My god, I am a mess today!! Today, Richard and I had to make the hardest decision since we met 11 years ago, and we are left broken-hearted. Today, we had to put our sweet dog Camila to sleep. I have been crying all day, dreading what was to come. Richard and I had talked about it last night and had made the decision.
I went to work today and then had radiation therapy. I met Richard so that we could take Camila to the Vet. With tears in our eyes we walked into the Vet’s office. Richard said as soon as the Vet saw Camila his eyes got big. He was in awe at how big the tumor had gotten. He reassured us that we were making the right decision. This all happened so quickly. She was just diagnosed in January. In 4 months that tumor grew and turned her into a different animal. She went from a lively and happy dog, to a dog that slept all day. She went from a healthy and strong dog to an almost deformed creature. The tumor made it impossible for her to use her back leg. She was deteriorating everyday. She was barely eating and losing weight. She had no energy. Everyday it was getting hard for her to sit and to poop. She was a strong dog and didn’t seem to be in any pain, but she was uncomfortable. That was not the life we wanted for her. That was no quality of life for our baby girl. Richard and I were so stressed out watching her everyday. We didn’t know if we were going to come home to find her dead.

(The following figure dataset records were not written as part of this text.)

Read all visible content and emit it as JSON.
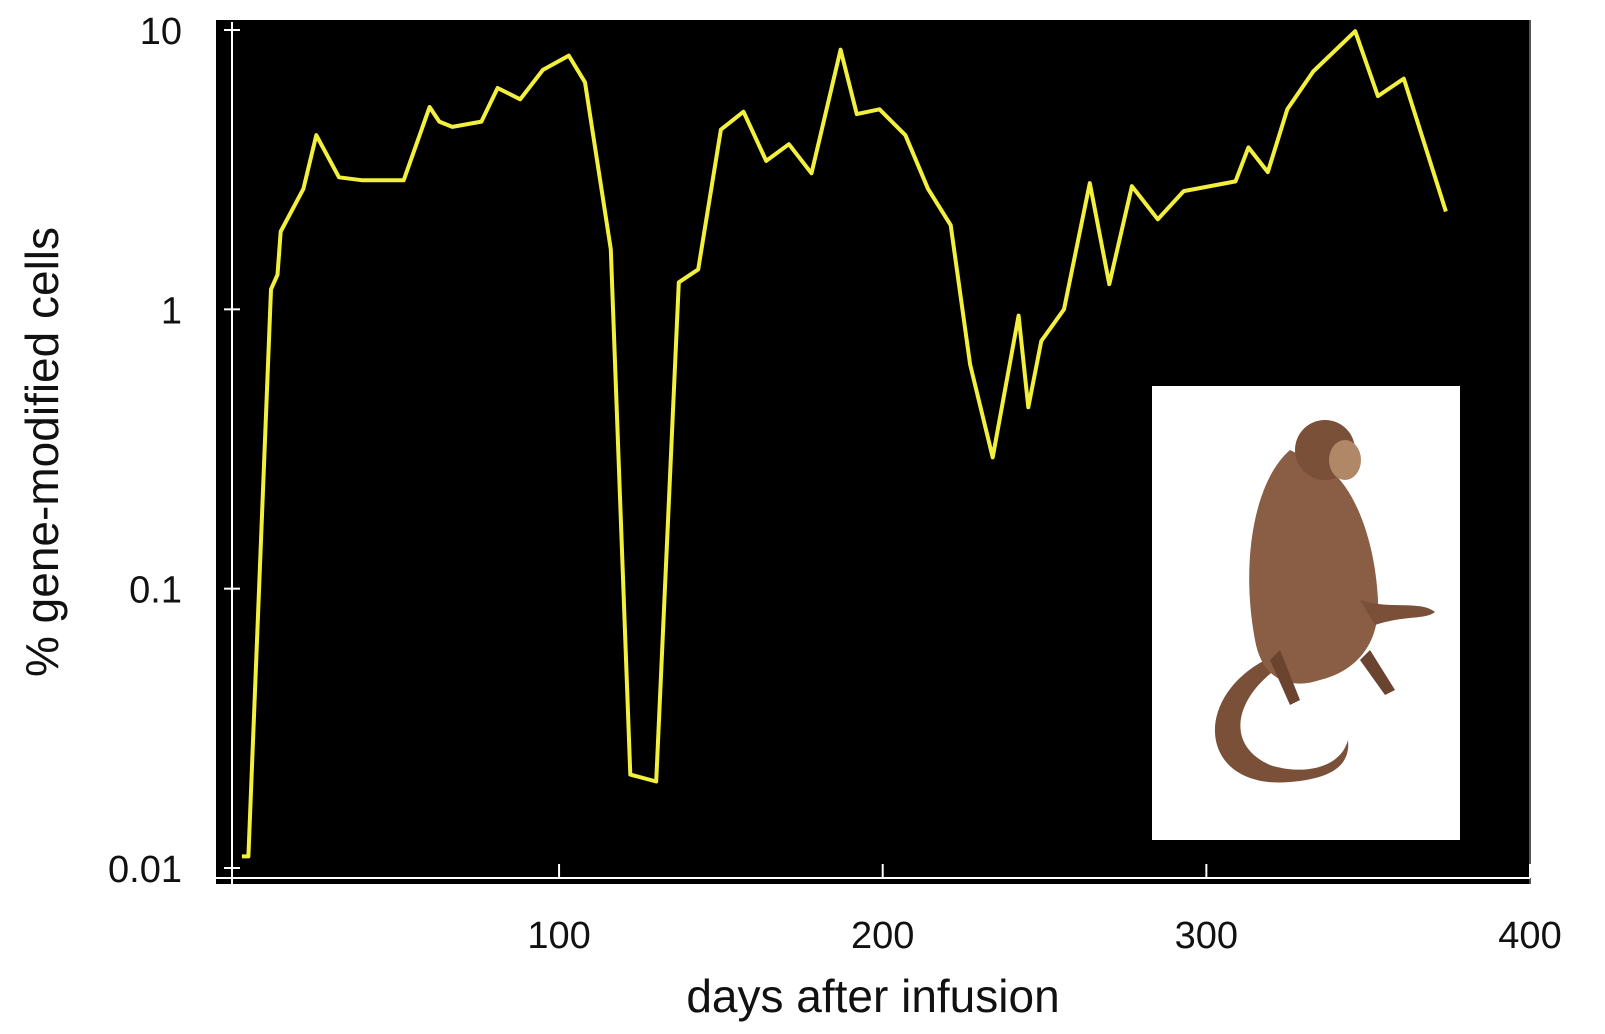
{
  "chart_data": {
    "type": "line",
    "xlabel": "days after infusion",
    "ylabel": "% gene-modified cells",
    "log_y": true,
    "xlim": [
      -6,
      400
    ],
    "xticks": [
      100,
      200,
      300,
      400
    ],
    "ylim": [
      0.01,
      10
    ],
    "yticks": [
      0.01,
      0.1,
      1,
      10
    ],
    "series": [
      {
        "color": "#f2f03c",
        "x": [
          2,
          4,
          11,
          13,
          14,
          21,
          25,
          32,
          39,
          52,
          60,
          63,
          67,
          76,
          81,
          88,
          95,
          103,
          108,
          116,
          122,
          130,
          137,
          143,
          150,
          157,
          164,
          171,
          178,
          187,
          192,
          199,
          207,
          214,
          221,
          227,
          234,
          242,
          245,
          249,
          256,
          264,
          270,
          277,
          285,
          293,
          309,
          313,
          319,
          325,
          333,
          346,
          353,
          361,
          374
        ],
        "values": [
          0.011,
          0.011,
          1.18,
          1.33,
          1.9,
          2.7,
          4.2,
          2.97,
          2.9,
          2.9,
          5.3,
          4.7,
          4.5,
          4.7,
          6.2,
          5.65,
          7.2,
          8.1,
          6.5,
          1.64,
          0.0216,
          0.0204,
          1.25,
          1.39,
          4.4,
          5.1,
          3.4,
          3.9,
          3.07,
          8.5,
          5.0,
          5.2,
          4.2,
          2.7,
          2.0,
          0.635,
          0.295,
          0.95,
          0.446,
          0.77,
          1.0,
          2.83,
          1.23,
          2.76,
          2.1,
          2.65,
          2.87,
          3.8,
          3.1,
          5.2,
          7.1,
          9.9,
          5.8,
          6.7,
          2.24
        ]
      }
    ]
  }
}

Richard and I adopted Camila from the Humane Society 7 years ago. She was my anniversary present. I had finally convinced Richard that we “needed” a dog. I thought it would be good practice for us, before we became parents. We were not expecting to walk into that shelter to adopt a Pitbull. We knew the stigma associated with the breed. But she picked us! She was an amazing dog. Everyone that met her loved her. She proved to everyone she met that Pitbulls are smart dogs, that could be easily trained to be amazing family dogs. We keep reminding ourselves that we gave her a great life. She was a “diva” Pitbull. She will be missed.
After everything, we had to put ourselves back together to tell the boys. We told Sebastian first. We told him that Camila was old and went to doggy heaven. I swear, if anyone tells my son that Camila was sick, I will beat them with a baseball bat. He is already dealing with his mother being sick. He doesn’t need that stress. So we convinced our almost 6-year-old that Camila was old. We explained to him that animals live for different amounts of time. Like a butterfly that only lives 7 days. We told him its okay to cry and that she will be missed. I told him that we can have a ceremony in the backyard. We can bury her favorite toy or collar, and that we can plant a tree or place a stone there to always remember her. His birthday is this weekend and I am hoping that we can keep him distracted. Leo is too small to understand, but I am sure he will notice that the house is different. It’s so quiet now. Camila used to sleep in our room and now that corner is not the same. A part of our family is gone and it’s painful. I don’t care if you are not a dog person, if you have any love in your heart you will understand how we feel.
I am so angry. I am seriously pissed off. I feel helpless. Cancer tried to take my life and it took my dog’s instead. This is bullshit. FUCK YOU CANCER!!